Lipson’s approach has proven advantageous for some exciting collaborative research at Cornell. One project involved optimizing the flapping pattern of a winged robot. Airplanes rely on jet engines, rapidly spitting hot air and spent jet fuel through a nozzle, to generate thrust, so the plane can plow its rigid steel wings through the heavens, creating lift. Helicopters used rapidly spinning steel blades to generate lift. Both methods, while impressive, are dwarfed in both complexity and agility by flapping winged animals.
“Flapping flight gives you a lot of maneuverability,” Lipson emphasized. “It is easy to change direction in a very sharp way,” he continued, “which is more difficult with a helicopter.” Several motors move the wings much like muscles in a fly or bird. To choreograph the motors’ actions for an optimized flapping pattern, a computer generates random sequences. Those producing the best lift, the upward force responsible for flight, were retained and mutated for another round of selection.
Computer simulation and real world testing each have their own advantages and disadvantages. While models are relatively easy and quick to build on a computer, the simulations fall short of reality. While results of a real world test are real, building a model is relatively labor intensive and slow. Lipson is utilizing a hybrid approach in evolving a new version of the flapping robot, a project being investigated by Zhi Teoh ’09. After Teoh finishes designing the model, they will use computer simulations to evolve certain aspects, like wing shape. The results will then undergo real world tests, and the revised model again used for computer simulations.
While solutions in Lipson’s lab evolve based on what works, he also appreciates what does not.
“Experience is what you get when you didn’t get what you wanted,” Lipson said, referring to how failures provide much insight.

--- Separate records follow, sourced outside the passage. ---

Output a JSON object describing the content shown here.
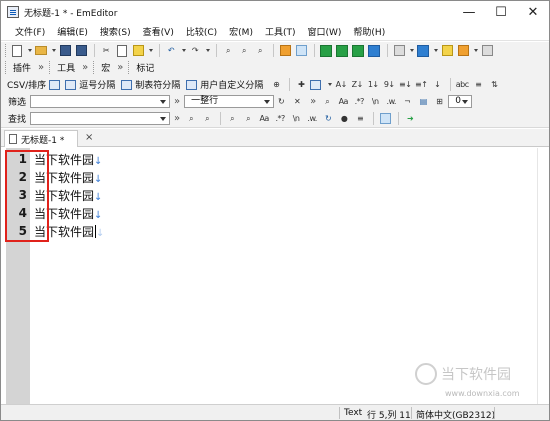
{
  "window": {
    "title": "无标题-1 * - EmEditor",
    "minimize": "—",
    "maximize": "☐",
    "close": "✕"
  },
  "menu": [
    "文件(F)",
    "编辑(E)",
    "搜索(S)",
    "查看(V)",
    "比较(C)",
    "宏(M)",
    "工具(T)",
    "窗口(W)",
    "帮助(H)"
  ],
  "toolbar2": {
    "plugins": "插件",
    "tools": "工具",
    "macros": "宏",
    "markers": "标记"
  },
  "csvbar": {
    "csv_sort": "CSV/排序",
    "comma": "逗号分隔",
    "tab": "制表符分隔",
    "user_defined": "用户自定义分隔"
  },
  "filterbar": {
    "label": "筛选",
    "whole_line": "一整行"
  },
  "searchbar": {
    "label": "查找"
  },
  "tab": {
    "label": "无标题-1 *",
    "close": "×"
  },
  "editor": {
    "lines": [
      {
        "num": "1",
        "text": "当下软件园"
      },
      {
        "num": "2",
        "text": "当下软件园"
      },
      {
        "num": "3",
        "text": "当下软件园"
      },
      {
        "num": "4",
        "text": "当下软件园"
      },
      {
        "num": "5",
        "text": "当下软件园"
      }
    ],
    "eol_mark": "↓"
  },
  "status": {
    "mode": "Text",
    "position": "行 5,列 11",
    "encoding": "简体中文(GB2312)"
  },
  "watermark": {
    "name": "当下软件园",
    "url": "www.downxia.com"
  },
  "colors": {
    "highlight_box": "#e0221b",
    "eol_arrow": "#3f7fd6",
    "gutter": "#d4d4d4"
  }
}
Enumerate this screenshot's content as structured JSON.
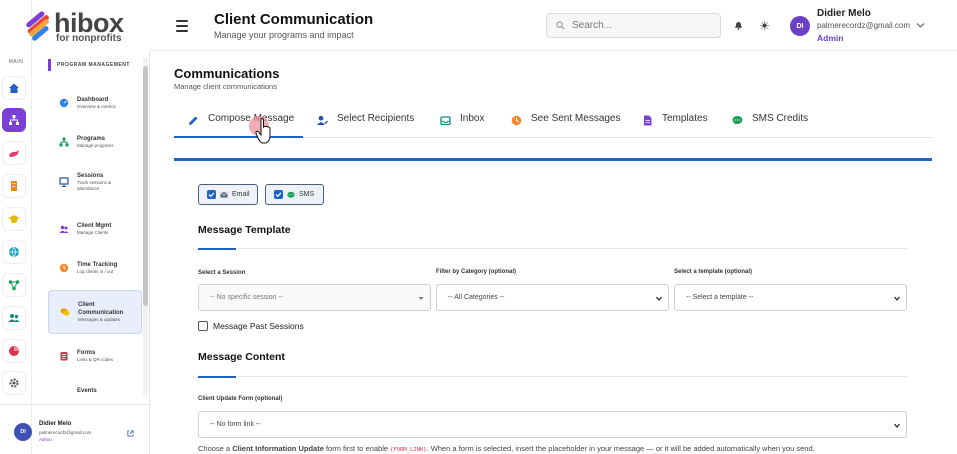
{
  "brand": {
    "name": "hibox",
    "tagline": "for nonprofits"
  },
  "rail": {
    "section_label": "MAIN"
  },
  "sidebar": {
    "section_label": "PROGRAM MANAGEMENT",
    "items": [
      {
        "label": "Dashboard",
        "sub": "Overview & metrics"
      },
      {
        "label": "Programs",
        "sub": "Manage programs"
      },
      {
        "label": "Sessions",
        "sub": "Track sessions & attendance"
      },
      {
        "label": "Client Mgmt",
        "sub": "Manage Clients"
      },
      {
        "label": "Time Tracking",
        "sub": "Log clients in / out"
      },
      {
        "label": "Client Communication",
        "sub": "Messages & updates"
      },
      {
        "label": "Forms",
        "sub": "Links & QR codes"
      },
      {
        "label": "Events",
        "sub": ""
      }
    ],
    "user": {
      "initials": "DI",
      "name": "Didier Melo",
      "email": "palmerecordz@gmail.com",
      "role": "Admin"
    }
  },
  "header": {
    "title": "Client Communication",
    "subtitle": "Manage your programs and impact",
    "search_placeholder": "Search...",
    "user": {
      "initials": "DI",
      "name": "Didier Melo",
      "email": "palmerecordz@gmail.com",
      "role": "Admin"
    }
  },
  "main": {
    "title": "Communications",
    "subtitle": "Manage client communications",
    "tabs": [
      {
        "label": "Compose Message",
        "icon": "pencil-icon"
      },
      {
        "label": "Select Recipients",
        "icon": "user-edit-icon"
      },
      {
        "label": "Inbox",
        "icon": "inbox-icon"
      },
      {
        "label": "See Sent Messages",
        "icon": "clock-icon"
      },
      {
        "label": "Templates",
        "icon": "file-icon"
      },
      {
        "label": "SMS Credits",
        "icon": "sms-icon"
      }
    ],
    "channels": {
      "email": "Email",
      "sms": "SMS"
    },
    "template_section": {
      "heading": "Message Template",
      "session_label": "Select a Session",
      "session_value": "-- No specific session --",
      "category_label": "Filter by Category (optional)",
      "category_value": "-- All Categories --",
      "template_label": "Select a template (optional)",
      "template_value": "-- Select a template --",
      "past_sessions_label": "Message Past Sessions"
    },
    "content_section": {
      "heading": "Message Content",
      "form_label": "Client Update Form (optional)",
      "form_value": "-- No form link --",
      "help_pre": "Choose a ",
      "help_bold": "Client Information Update",
      "help_mid": " form first to enable ",
      "help_code": "{FORM_LINK}",
      "help_post": ". When a form is selected, insert the placeholder in your message — or it will be added automatically when you send."
    }
  },
  "colors": {
    "accent": "#1f63c6",
    "brand_purple": "#7b3fd6"
  }
}
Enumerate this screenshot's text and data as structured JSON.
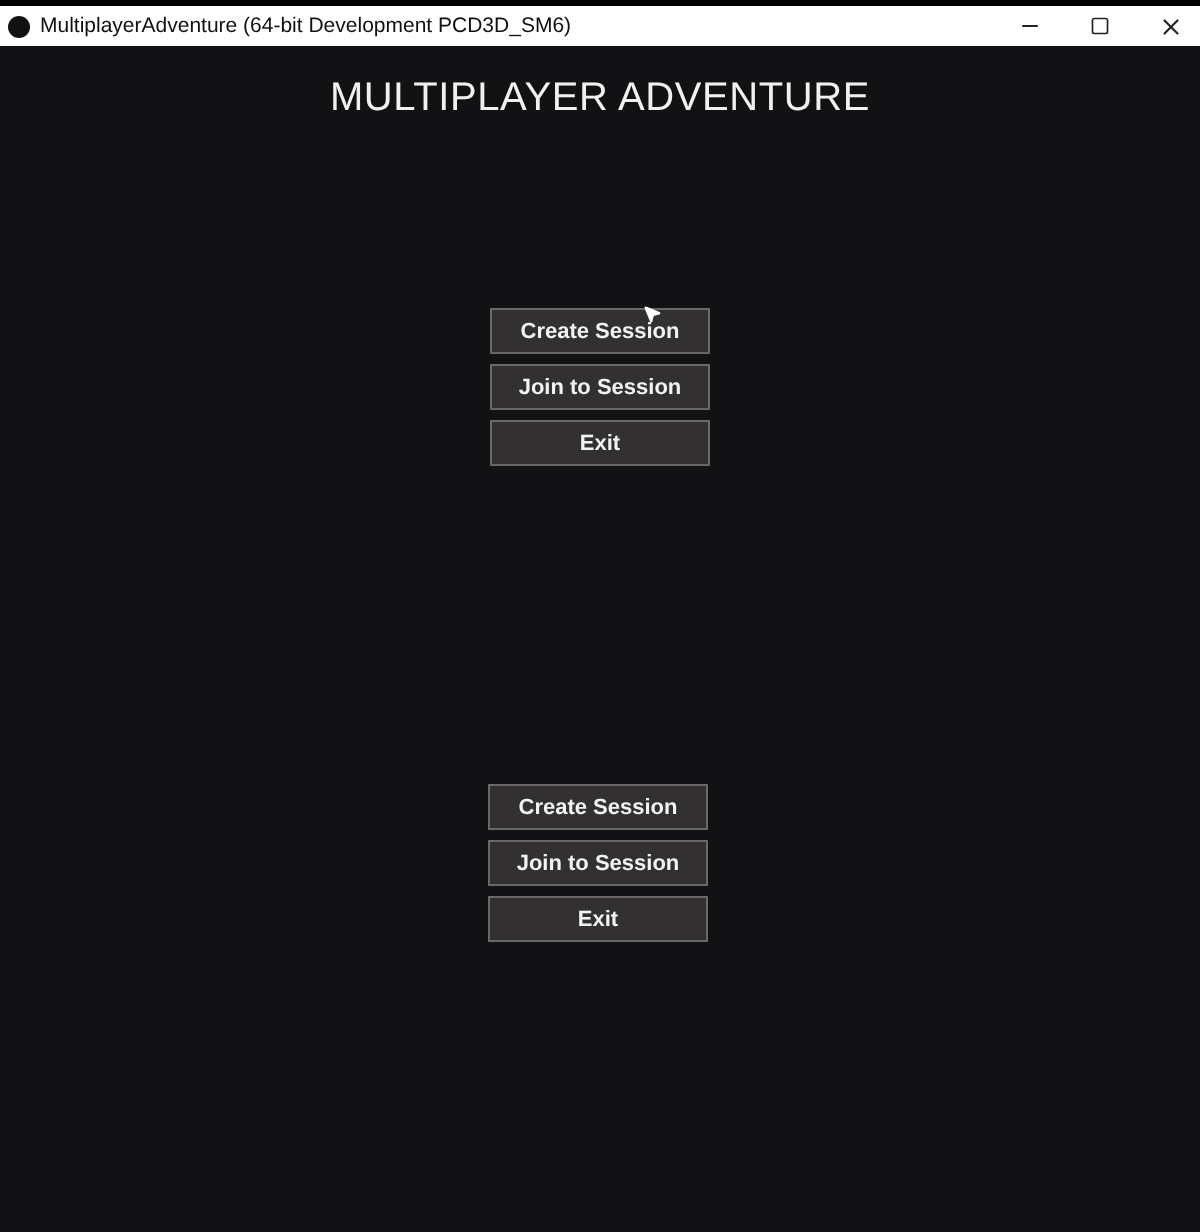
{
  "window": {
    "title": "MultiplayerAdventure (64-bit Development PCD3D_SM6)"
  },
  "heading": "MULTIPLAYER ADVENTURE",
  "menus": [
    {
      "buttons": [
        "Create Session",
        "Join to Session",
        "Exit"
      ]
    },
    {
      "buttons": [
        "Create Session",
        "Join to Session",
        "Exit"
      ]
    }
  ]
}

Lipson’s fascination with machines designing machines extends into the classroom. He currently teaches CS 7726 / MAE 6500: Evolutionary Computation and Design Automation, a seminar course on optimization and evolutionary algorithms. The course is intended for those familiar with computer science willing to tackle open ended questions involving big ideas like artificial life. Lipson will also teach MAE 225: Mechanical Synthesis this spring, a course that chooses to focus on the creative design process of solving engineering problems.